What before were question marks over City’s rebuilding project surely became alarm bells the moment the ball left Weir’s boot. If what the club is doing is a process, it is beginning to feel like one without end, a never-ending road with recurring signposts ignored, the stuff of nightmares.
Back to reality, then: when the club has not won the league in six years, and when world-class players are leaving only to haunt them in major competitions weeks later, it’s difficult to sell as a process. Increasingly, this looks more like failure.

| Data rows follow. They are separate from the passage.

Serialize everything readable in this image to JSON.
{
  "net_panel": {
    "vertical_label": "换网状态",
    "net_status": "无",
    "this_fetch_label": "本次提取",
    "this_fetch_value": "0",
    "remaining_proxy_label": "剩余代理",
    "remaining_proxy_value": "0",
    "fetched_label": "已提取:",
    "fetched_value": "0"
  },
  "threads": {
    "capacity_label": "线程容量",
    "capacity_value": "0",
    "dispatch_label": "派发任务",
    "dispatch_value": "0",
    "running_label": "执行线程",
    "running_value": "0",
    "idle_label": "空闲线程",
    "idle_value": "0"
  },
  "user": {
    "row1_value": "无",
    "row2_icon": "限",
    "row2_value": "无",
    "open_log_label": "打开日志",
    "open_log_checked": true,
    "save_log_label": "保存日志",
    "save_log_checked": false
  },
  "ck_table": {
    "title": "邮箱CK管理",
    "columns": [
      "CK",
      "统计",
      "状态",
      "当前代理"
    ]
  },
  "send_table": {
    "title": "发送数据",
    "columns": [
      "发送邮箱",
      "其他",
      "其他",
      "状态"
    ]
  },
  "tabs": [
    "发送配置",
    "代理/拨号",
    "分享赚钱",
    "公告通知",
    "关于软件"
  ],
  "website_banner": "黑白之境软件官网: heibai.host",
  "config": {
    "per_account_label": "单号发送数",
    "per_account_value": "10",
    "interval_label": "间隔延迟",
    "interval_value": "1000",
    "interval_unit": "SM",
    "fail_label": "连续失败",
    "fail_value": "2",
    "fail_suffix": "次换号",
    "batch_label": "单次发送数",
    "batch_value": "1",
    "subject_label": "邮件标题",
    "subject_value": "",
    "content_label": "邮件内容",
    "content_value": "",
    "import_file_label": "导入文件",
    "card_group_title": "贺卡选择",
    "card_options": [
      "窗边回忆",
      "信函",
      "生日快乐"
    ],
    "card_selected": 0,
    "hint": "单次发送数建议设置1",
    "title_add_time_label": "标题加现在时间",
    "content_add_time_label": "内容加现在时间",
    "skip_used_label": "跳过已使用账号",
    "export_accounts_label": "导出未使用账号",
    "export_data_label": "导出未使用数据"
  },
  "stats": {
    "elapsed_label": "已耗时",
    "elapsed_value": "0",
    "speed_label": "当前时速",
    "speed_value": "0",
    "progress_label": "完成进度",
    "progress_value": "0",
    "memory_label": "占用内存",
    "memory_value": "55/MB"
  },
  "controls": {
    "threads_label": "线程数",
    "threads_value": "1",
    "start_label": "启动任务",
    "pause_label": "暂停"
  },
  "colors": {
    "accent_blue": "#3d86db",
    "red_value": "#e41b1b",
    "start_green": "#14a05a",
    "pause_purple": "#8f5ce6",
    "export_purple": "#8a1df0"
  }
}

Head coach Gareth Taylor is now in his third season at the helm. He has won two domestic cups, but also oversaw last season’s early Champions League exit (also to Real Madrid) and an underwhelming third-place league finish. Once again without European soccer, Taylor is now under pressure to deliver the Women’s Super League title, something he clearly understands. “It’s the second season in a row that [the early European exit has] happened,” he said. “We need to win the league and go straight into the group stage [next season]. That’s what we’re looking to do.”
Yet, while pressure mounts on Taylor, there must also be scrutiny more generally regarding how Manchester City are being run as a club. What exactly is the accepted standard of performance? What are the long-term objectives? Right now, the bar appears relatively low.